Wo Renaissance draufsteht, ist Renaissance drin

Eine große Kunstausstellung, die sich in einem großen Kunstwerk befindet: Genau das bietet der Schwarzenberg Palais (Schwarzenberský palác) – ein großer ehemaliger Adelspalast, in dem heute ein Teil der Nationalgalerie Prag residiert.

Am Burgplatz (Hradčanské náměstí 185/2) gelegen, thront er majestätisch über der Stadt und ist eines der Schmuckstücke des Palastviertels, das sich in der Nähe der Burg befindet. Ja, im Grunde steht das Palais sogar für den Anfang der Geschichte des Hradčany (Burgstadt). Denn im Mittelalter war dies der Ort, wo die Bediensteten oder Leibeigenen wohnten, die in der Prager Burg (Pražský hrad) eher niedere Dienste erledigten. Eine Art Armenviertel also. Das begann sich im 16. Jahrhundert langsam zu ändern. Die Etablierung der Habsburger als Könige von Böhmen ab 1526 führte zu einem gewissen Bedeutungszuwachs Prags,, der mit der Krönung Rudolfs II. 1575, der Prag (und damit die Burg) zum Hauptstadtsitz des ganzen Habsburgerreichs machte, einen neuen Höhepunkt erreichte.

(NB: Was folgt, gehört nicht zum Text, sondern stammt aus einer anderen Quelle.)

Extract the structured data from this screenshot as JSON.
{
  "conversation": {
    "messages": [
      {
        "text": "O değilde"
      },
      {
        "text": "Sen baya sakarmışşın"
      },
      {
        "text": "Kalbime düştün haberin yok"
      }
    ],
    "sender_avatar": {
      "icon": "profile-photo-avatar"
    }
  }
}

Zudem sorgte eine Großkatastrophe, das große Feuer von 1541, zur Verwüstung der Kleinseite und Teil der Burgstadt. In Zusammenhang mit der Aufwertung Prags bot sich damit die von vielen böhmischen Adelsfamilien gerne genutzte Chance, sich in der wärmenden Nähe des neuen Machtzentrums anzusiedeln und nun hier prächtige Adelssitze zu erbauen. Heute nennt man das Gentrifizierung. Aus der Asche des Armenviertels erwuchs eine wahre Luxusmeile.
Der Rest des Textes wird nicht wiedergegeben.